For me it's a book of three halves (or three thirds, if you prefer *g*). I really loved the first and last third, but for me it lost its way during the second third and became very long-winded with step-by-step stuff that really didn't add to the plot. I think it needed editing more strongly and I believe the book would have been better had it been shorter - IMO of course.
Also I hadn't appreciated quite how much of the book would be taken up with the couple who were desperate to have a baby and all their trials and tribulations. Maybe it's because we don't have children and because I have always known from an 'early' age that I would never have kids, but I have a 'thing' about this. I simply don't understand the dire need and desperation to have a child at all costs - I suppose it's a bit of a blind spot for me and I don't mean any offence at all. I simply do not get it and cannot, even at an intellectual level, understand it. Thus, I do tend to lose interest when books, etc. go on and on and on about not being able to conceive and how the person feels. The book pushed my limits of toleration beyond what I can put up with. To be honest I was seriously considering abandoning the book as it was winding me up so much, when suddenly it changed focus and became far more balanced and less was said about this aspect of the couple's lives. Thus I read on. Hence why I said it was a book of three halves (thirds).
My irritation with the 'we can't have a child' obsession aside, I enjoyed the book a great deal. I thought it was well written, I liked the author's style, I liked the human characters and loved the dogs *g* I felt all of the characters were well rounded and believable and I don't think I disliked any of them. And, more importantly, there wasn't anyone I didn't care about in some way (be it in a positive or negative way).

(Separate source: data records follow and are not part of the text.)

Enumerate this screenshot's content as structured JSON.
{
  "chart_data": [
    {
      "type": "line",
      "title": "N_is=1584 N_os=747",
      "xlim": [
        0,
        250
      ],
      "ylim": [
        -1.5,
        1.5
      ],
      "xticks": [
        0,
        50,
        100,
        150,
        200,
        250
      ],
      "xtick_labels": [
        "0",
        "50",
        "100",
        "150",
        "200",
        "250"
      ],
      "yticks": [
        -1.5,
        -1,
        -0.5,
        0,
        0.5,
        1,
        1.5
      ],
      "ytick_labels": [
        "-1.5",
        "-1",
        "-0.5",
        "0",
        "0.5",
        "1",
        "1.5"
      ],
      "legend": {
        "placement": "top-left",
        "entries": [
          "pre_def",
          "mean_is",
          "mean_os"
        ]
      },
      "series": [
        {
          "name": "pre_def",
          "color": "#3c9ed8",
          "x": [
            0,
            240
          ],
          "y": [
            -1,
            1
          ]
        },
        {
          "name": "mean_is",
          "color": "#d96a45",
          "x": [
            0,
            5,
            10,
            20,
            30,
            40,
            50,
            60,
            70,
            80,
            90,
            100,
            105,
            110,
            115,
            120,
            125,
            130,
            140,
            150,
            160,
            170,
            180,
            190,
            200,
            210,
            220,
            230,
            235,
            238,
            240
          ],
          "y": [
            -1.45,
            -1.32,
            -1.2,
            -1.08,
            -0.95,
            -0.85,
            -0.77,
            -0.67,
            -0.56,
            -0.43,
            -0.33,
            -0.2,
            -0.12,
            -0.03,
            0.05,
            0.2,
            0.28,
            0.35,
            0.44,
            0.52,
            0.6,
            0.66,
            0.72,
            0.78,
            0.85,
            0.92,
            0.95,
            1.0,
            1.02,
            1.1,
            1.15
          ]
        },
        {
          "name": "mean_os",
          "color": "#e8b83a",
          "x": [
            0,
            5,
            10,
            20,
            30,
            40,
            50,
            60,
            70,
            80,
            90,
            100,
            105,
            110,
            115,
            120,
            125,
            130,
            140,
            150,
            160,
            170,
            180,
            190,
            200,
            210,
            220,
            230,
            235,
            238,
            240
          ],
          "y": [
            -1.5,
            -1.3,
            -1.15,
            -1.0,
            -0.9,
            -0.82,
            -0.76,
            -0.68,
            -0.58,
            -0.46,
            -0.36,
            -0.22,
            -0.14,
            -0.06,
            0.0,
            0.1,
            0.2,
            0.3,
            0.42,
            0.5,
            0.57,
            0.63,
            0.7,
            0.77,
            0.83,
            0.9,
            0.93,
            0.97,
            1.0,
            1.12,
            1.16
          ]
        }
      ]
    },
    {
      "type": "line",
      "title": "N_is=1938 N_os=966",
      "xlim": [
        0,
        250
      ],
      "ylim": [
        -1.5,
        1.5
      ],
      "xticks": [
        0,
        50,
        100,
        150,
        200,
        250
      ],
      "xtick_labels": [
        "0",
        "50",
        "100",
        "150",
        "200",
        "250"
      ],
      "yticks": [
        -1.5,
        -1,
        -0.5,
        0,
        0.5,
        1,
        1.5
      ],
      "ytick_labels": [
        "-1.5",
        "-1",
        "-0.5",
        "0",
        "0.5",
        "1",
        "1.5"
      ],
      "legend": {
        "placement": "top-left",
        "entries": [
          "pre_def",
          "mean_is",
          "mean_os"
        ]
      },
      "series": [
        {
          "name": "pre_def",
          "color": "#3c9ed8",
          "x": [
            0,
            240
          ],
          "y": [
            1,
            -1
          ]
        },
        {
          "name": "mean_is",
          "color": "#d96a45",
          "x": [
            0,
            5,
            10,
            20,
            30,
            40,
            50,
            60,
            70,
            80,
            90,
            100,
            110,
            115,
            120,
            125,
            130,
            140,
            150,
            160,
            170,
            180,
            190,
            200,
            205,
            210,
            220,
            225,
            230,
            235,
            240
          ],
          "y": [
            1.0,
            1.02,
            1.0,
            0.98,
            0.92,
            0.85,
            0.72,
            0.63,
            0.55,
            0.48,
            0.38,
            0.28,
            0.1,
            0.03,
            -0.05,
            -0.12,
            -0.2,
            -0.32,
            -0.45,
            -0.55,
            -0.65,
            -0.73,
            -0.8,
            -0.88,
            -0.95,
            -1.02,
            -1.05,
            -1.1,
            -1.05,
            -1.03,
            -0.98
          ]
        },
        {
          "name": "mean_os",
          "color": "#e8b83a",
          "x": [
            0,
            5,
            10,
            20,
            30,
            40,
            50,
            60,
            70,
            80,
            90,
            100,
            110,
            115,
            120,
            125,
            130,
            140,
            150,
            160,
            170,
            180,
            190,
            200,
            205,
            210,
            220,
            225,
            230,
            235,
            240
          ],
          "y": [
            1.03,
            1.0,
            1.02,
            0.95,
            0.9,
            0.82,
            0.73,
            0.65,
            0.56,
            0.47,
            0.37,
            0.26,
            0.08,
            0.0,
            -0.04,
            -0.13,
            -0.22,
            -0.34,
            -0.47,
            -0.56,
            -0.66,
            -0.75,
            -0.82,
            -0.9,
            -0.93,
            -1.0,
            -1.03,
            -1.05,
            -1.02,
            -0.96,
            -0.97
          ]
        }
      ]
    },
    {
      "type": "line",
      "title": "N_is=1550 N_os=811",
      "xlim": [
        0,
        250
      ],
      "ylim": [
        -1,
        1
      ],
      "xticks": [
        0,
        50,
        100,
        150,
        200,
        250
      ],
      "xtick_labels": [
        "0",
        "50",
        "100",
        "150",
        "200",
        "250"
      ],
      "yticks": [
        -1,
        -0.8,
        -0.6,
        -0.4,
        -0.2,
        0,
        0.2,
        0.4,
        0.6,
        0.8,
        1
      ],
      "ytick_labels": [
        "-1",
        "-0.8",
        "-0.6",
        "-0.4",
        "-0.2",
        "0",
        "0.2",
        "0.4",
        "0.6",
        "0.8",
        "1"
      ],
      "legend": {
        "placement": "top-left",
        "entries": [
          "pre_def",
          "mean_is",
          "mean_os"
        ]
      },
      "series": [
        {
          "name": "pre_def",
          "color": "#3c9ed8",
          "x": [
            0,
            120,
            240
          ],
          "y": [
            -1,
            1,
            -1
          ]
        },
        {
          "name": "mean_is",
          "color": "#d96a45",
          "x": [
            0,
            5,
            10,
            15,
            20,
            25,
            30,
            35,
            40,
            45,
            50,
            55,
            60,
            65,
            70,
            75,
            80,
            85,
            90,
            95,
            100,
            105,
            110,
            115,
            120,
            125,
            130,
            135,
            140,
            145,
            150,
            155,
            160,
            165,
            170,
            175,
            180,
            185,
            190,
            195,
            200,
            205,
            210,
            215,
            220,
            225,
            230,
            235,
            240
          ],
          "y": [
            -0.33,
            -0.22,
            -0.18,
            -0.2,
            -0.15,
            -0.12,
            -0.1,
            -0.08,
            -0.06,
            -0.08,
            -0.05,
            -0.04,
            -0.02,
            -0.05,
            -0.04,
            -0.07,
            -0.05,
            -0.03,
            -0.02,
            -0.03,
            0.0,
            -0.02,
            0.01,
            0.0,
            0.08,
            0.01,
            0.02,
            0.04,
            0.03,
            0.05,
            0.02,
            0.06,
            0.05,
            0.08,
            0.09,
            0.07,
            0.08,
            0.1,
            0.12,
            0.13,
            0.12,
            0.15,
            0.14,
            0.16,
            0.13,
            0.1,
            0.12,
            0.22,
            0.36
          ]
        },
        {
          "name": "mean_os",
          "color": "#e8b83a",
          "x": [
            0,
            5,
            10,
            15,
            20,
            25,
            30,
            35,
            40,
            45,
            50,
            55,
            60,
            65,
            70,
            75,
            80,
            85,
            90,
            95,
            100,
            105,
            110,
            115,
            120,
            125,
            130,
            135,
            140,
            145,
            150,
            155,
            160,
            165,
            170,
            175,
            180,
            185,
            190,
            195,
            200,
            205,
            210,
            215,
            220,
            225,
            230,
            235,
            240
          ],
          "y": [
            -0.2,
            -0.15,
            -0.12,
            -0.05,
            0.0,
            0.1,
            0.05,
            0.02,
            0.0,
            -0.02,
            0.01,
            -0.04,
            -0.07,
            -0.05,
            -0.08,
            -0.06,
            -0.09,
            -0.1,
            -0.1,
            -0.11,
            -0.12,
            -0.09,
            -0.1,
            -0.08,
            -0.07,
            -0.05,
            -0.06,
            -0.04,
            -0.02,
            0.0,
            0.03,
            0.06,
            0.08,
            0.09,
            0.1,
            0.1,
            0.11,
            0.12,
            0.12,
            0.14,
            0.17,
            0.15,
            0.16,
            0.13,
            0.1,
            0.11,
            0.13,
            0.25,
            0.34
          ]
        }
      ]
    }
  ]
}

The ending didn't quite tie up everyone as far as we knew what the future would hold, but did so enough to keep me happy and make me feel the writer had ended the book rather than let it drift off.
It was a fairly light, no real effort needed, enjoyable (for the most part), comfortable, fun read, and I'll almost certainly try more books by the author as I did like her style. I thought it was a cut above many other books of the same genre. Thus, if you do like this genre of book, then I would recommend giving the author a go.